Connu sous le nom de Shanghai Five, le groupement régional impliquant notamment la Russie et la Chine est en pleine croissance aujourd’hui, faut-il s’en méfier?
Le président chinois Xi Jinping et le président russe Vladimir Poutine se sont rencontrés en marge du sommet de l'Organisation de coopération de Shanghai (OCS) en Ouzbékistan à la mi-septembre. Il s'agissait de la première rencontre physique des deux dirigeants depuis les Jeux olympiques d'hiver de Pékin en février, et la première depuis l'invasion de l'Ukraine par la Russie. Du point de vue de la Russie, le sommet était important non seulement pour renforcer les liens avec leurs voisins asiatiques, mais aussi pour trouver aux exportations russes, bloquées en Occident, des marchés alternatifs.
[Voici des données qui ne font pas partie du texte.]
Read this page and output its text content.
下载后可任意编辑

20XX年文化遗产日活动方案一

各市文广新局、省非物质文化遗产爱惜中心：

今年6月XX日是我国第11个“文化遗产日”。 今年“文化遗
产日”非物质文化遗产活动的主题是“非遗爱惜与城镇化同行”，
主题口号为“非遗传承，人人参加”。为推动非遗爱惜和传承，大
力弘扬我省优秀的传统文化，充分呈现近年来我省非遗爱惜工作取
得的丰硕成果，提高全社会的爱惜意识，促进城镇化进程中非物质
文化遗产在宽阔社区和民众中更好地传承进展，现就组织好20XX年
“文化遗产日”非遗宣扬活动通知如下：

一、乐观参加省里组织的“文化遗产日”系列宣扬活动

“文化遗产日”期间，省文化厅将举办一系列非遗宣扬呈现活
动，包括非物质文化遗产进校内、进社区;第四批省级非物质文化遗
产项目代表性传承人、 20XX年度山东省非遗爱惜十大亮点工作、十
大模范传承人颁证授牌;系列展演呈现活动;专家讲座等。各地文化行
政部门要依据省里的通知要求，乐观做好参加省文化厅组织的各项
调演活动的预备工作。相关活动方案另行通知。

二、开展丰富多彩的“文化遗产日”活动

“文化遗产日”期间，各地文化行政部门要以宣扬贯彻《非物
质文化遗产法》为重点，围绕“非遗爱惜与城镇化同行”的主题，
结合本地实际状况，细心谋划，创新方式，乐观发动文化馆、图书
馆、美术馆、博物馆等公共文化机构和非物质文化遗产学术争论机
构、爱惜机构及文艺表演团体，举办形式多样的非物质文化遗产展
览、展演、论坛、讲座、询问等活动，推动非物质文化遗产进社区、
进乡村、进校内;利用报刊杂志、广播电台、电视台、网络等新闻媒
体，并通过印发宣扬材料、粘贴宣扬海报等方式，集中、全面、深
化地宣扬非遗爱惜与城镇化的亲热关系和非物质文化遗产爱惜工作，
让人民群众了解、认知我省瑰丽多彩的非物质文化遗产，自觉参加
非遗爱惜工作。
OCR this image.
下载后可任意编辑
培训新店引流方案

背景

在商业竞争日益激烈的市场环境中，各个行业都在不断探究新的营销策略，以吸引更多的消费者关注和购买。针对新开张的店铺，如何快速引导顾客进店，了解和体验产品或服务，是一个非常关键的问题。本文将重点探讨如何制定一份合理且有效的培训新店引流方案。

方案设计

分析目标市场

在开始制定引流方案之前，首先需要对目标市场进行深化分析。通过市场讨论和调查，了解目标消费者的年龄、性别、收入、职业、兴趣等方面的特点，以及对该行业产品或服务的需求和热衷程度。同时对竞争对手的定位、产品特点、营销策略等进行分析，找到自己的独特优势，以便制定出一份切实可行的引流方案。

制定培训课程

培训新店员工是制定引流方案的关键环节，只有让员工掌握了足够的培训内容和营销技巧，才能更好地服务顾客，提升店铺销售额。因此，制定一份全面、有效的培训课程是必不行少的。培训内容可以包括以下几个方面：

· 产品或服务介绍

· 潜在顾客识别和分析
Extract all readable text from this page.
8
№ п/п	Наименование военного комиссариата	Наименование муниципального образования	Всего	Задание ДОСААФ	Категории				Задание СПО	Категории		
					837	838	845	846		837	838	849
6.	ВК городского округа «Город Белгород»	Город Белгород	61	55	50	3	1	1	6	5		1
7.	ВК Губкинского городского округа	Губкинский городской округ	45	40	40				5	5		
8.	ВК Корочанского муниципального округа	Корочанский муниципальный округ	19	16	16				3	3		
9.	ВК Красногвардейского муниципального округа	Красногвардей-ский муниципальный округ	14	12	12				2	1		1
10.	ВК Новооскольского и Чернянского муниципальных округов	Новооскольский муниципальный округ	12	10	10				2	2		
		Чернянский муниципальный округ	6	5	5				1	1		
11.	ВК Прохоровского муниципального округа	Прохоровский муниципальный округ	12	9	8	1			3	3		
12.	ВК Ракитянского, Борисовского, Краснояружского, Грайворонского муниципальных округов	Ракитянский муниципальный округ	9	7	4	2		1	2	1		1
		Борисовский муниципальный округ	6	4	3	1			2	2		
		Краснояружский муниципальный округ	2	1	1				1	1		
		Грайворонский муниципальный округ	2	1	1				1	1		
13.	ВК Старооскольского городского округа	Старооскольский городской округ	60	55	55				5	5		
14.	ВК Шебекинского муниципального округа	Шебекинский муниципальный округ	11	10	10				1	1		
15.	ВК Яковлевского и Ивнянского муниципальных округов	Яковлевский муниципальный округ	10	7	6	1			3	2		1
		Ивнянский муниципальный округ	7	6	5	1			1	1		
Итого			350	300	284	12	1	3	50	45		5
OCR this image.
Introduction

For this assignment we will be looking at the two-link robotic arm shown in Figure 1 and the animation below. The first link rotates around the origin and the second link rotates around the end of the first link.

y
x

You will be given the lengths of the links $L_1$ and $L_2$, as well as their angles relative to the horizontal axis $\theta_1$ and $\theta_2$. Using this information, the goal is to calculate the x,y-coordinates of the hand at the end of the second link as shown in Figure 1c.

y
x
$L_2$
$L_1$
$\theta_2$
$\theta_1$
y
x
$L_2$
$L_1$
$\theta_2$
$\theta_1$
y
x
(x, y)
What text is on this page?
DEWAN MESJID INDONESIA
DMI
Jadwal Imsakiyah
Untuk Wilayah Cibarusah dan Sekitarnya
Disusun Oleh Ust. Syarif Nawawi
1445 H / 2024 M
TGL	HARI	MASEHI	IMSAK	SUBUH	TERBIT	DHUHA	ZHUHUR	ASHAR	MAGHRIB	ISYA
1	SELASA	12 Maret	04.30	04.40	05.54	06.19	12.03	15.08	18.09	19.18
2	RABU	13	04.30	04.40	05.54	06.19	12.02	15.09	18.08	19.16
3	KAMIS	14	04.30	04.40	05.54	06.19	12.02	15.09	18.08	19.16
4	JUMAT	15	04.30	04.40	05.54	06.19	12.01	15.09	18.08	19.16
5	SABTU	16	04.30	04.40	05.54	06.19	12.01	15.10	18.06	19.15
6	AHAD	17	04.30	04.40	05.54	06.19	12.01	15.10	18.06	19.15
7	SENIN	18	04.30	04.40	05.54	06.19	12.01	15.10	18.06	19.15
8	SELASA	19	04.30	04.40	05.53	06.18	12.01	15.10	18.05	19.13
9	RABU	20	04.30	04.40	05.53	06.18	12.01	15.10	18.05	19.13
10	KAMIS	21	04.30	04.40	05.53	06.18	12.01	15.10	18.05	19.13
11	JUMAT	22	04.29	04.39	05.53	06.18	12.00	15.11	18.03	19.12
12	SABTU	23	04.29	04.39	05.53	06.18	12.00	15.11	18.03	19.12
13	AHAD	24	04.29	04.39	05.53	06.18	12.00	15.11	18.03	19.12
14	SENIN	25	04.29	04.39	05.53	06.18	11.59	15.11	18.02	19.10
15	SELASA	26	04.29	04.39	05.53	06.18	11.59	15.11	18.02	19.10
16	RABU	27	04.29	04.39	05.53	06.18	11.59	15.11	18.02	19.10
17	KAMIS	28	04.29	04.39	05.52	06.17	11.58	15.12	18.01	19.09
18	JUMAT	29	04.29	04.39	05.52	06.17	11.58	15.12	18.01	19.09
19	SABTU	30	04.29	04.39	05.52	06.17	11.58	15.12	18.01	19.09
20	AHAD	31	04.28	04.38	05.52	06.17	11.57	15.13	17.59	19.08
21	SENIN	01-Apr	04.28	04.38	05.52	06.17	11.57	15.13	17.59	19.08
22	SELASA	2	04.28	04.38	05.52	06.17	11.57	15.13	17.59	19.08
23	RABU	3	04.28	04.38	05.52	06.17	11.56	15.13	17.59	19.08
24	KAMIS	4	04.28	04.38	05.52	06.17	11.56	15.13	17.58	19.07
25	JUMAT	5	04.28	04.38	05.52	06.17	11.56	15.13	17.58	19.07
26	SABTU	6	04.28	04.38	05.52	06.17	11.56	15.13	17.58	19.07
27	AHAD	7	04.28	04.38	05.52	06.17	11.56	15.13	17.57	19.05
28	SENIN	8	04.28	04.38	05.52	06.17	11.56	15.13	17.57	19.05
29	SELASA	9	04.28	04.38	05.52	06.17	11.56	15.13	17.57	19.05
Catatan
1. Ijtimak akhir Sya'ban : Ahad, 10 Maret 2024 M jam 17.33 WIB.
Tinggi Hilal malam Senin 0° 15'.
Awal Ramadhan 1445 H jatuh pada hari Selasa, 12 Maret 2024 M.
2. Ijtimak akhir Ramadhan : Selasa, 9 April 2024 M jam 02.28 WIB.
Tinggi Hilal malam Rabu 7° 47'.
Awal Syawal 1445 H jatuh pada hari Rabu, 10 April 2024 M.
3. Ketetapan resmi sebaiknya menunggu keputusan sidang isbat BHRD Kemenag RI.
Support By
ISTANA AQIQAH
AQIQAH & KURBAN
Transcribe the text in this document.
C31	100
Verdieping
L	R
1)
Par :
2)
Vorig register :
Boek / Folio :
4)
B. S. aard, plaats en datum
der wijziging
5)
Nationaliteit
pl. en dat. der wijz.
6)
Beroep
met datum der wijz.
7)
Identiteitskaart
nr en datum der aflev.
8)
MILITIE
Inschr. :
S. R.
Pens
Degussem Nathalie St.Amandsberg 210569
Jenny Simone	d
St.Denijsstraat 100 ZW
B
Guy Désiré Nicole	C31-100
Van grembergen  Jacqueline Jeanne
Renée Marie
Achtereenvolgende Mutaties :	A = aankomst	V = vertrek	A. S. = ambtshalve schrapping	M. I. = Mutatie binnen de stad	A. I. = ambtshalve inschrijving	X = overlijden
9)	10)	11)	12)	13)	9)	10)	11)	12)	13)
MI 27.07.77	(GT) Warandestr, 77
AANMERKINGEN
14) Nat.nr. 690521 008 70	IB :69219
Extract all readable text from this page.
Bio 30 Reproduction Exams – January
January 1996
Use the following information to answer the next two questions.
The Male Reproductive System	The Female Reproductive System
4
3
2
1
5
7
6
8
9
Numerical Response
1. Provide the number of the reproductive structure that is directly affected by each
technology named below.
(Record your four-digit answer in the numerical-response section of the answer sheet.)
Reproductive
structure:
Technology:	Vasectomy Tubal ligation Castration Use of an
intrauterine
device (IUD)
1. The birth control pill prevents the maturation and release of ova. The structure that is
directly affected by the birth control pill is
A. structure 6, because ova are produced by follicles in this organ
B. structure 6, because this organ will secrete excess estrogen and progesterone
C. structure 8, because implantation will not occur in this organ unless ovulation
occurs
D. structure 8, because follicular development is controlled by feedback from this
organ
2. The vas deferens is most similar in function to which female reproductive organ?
Du côté chinois, le sommet était important dans le positionnement de la Chine en tant que leader d'un groupe multilatéral important visant à contrebalancer l'influence des Etats-Unis et du G7 dans la région. Le fait qu'il s'agisse du premier voyage international du président Xi hors de Chine depuis le début de la pandémie, et qu'il se déroule juste un mois avant un important congrès du Parti national (les dirigeants chinois se concentrent généralement sur les questions de succession à la direction nationale avant cette réunion quinquennale), révèle à quel point le sommet était une priorité. Sur le plan économique, l'Asie centrale est très riche en ressources telles que le pétrole et les minéraux, éléments importants pour la Chine et ses ambitions de poursuivre son développement. La constitution de chaînes d'approvisionnement pour ces produits de base cruciaux via des routes terrestres réduirait la dépendance de la Chine vis-à-vis des routes maritimes actuelles, qui pourraient être perturbées à l'avenir.
Le prédécesseur de l'Organisation de coopération de Shanghai était un groupe connu sous le nom de Shanghai Five, composé de la Chine, de la Russie, du Kazakhstan, du Kirghizistan et du Tadjikistan, formé en 1996 principalement pour gérer les problèmes de frontière et de sécurité après la chute de l'Union soviétique. Les pays d'Asie centrale, le Kazakhstan, le Kirghizistan et le Tadjikistan, partagent tous des frontières avec la région occidentale du Xinjiang en Chine ainsi que des liens ethniques avec les peuples autochtones. La Chine étant préoccupée par de potentiels troubles au sein de la population ouïghoure, le groupe Shanghai Five s'est donc concentré sur la sécurité transfrontalière, l’antiterrorisme et la lutte contre le séparatisme et l'extrémisme religieux.
Ce groupe a ensuite été élargi pour inclure l'Ouzbékistan en 2001 et renommé Organisation de coopération de Shanghai, officialisant les principes, la structure et le mode de fonctionnement de l'organisation. Avec l'adhésion de l'Inde et du Pakistan en 2017, l'OCS est désormais le plus grand groupement régional au monde en matière d'étendue géographique et de population, couvrant 40% de la population mondiale et environ 60% de la superficie de l'Eurasie. L'Iran est le prochain pays qui devrait être officiellement admis à l'OCS, potentiellement d'ici l'année prochaine.
La sécurité demeure au centre des préoccupations de l'OCS avec des activités englobant la coopération militaire, le partage de renseignements et la lutte contre le terrorisme. L’enjeu désormais est de savoir comment l'organisation va évoluer. Un changement perceptible s’est produit dans l'équilibre des pouvoirs au sein de l'OCS lors du récent sommet avec la Russie, sur le déclin, et la Chine, en ascension. Bien que la Chine ait investi des sommes importantes dans la région, les pays restent inquiets face à sa montée en puissance – à la fois du point de vue des droits de l'homme (le traitement des Ouïghours) et des rapports sur la «diplomatie de la dette» de la Chine.
Il pourrait également y avoir des frictions croissantes au sein des membres de l'OCS. Des signes de tension étaient déjà perceptibles avec l'Inde, bloquant certaines décisions. L'Inde est membre du Quad, un groupe de sécurité comprenant l'Australie, l'Inde, le Japon et les États-Unis. La Turquie, membre de l'OTAN, est actuellement un interlocuteur de l'OCS et pourrait demander à rejoindre le groupe à l'avenir avec le soutien de la Russie. Quoi qu'il en soit, il est évident que l’OCS est une organisation en pleine croissance et constitue une force de perturbation potentielle de l'ordre mondial établi.